How Do You Know When Your Republican Boyfriend’s Gay?

OK, so I was in a crazy mood this morning.  I think you will agree that the following, while not scientific, is damn funny.  Laughter is good for you in the morning.

From Gawker:

Ladies, today we learned that finding a man ain't always easy. Especially if he is a man who won't ever admit that he is gay! If only there was some fool proof way, some kind of test to put to your perspective man-in-waiting to decipher his sexuality. Fortunately for us, one commenter is a scientist.

From robbiebobo:
Hey Single Ladies! Wondering if that boy who just can't seem to catch your hints is looking to be another sort of catcher?
Here's a helpful quiz to help you sort it out.
1. Does he love musicals? Do you sometimes catch him singing them or crying to himself saying "Elpheba?"
2. Does he watch football, drink beer, and have difficulty opening up emotionally?
3. Does he want to have sex with other men?
If you answered yes to number 3, time to move on, gurrl!
(The other two don't actually matter.)
Well there you have it! If the sight of your 'gina is loathsome to your man, well, I'd say that's a deal breakah!
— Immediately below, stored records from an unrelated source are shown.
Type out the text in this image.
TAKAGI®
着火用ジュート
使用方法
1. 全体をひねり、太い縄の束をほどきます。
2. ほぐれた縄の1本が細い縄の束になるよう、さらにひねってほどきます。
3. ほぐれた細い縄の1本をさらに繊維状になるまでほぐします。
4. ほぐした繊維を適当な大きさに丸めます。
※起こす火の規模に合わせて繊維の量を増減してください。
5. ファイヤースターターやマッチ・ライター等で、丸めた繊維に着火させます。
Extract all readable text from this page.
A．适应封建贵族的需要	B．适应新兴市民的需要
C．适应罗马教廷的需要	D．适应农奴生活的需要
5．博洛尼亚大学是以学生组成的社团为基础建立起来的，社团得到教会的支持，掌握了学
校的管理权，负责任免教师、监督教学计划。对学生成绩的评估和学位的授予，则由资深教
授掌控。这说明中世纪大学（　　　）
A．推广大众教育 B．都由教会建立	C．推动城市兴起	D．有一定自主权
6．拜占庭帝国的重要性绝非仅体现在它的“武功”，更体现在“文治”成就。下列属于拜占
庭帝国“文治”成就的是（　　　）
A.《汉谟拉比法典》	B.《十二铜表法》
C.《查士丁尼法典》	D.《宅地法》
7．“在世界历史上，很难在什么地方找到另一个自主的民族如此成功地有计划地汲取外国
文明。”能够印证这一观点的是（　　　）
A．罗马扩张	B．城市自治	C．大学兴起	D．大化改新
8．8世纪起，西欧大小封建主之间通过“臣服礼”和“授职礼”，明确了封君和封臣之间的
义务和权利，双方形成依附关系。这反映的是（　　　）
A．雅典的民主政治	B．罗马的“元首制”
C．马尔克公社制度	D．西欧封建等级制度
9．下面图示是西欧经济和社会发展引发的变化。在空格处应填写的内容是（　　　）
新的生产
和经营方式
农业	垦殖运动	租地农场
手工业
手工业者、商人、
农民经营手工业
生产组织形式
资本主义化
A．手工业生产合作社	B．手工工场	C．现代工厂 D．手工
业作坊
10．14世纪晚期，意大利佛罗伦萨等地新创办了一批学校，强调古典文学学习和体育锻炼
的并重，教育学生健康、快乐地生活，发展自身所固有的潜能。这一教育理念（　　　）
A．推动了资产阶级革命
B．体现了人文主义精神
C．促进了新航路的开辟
But Gawker only went so far.

First clue.  He is a "conservative christian" zealot who clearly says do as I say not as I do.  (Unfortunately that encompasses so many reptiles (I meant Republicans) that it is not a great help.)

Second clue, they adamantly believe that having any sort of feelings for men (other than outrageous LOVE of football, basketball, soccer, baseball, etc. players) is immoral and disgusting.  Darn it, that doesn't help either.

What about:
Bachmann - And I just wanted to help those sinners, those nasty, dirty, young, firm, flexible, ripped... what were we talking about again?

Oh, right. I want to round up all the young gay men and bus them to my place where I will labor over them day and night. You can keep the lesbians and the bears.
And I just wanted to help young men with meth addictions through their hard times. I also wanted to get down on my knees, every day, and feel the good Lord's salvation all over my face. So sue me.
And sometimes I just can't find anything better than the Holy Scriptures to justify sexual behaviors of a certain type...
Me? I'm just looking for someone to carry my excess baggage.
Get on your knees, my child.

Larry Craig -- I know, sometimes I just like to go to public men's rooms and do stuff, like talk about the weather.



  1. LOL!!!

    When he says "prision aint that bad."

    Ladies, buy damn protection that day.


  2. When the damn Reptile says he is 100% straight, you know he is gay.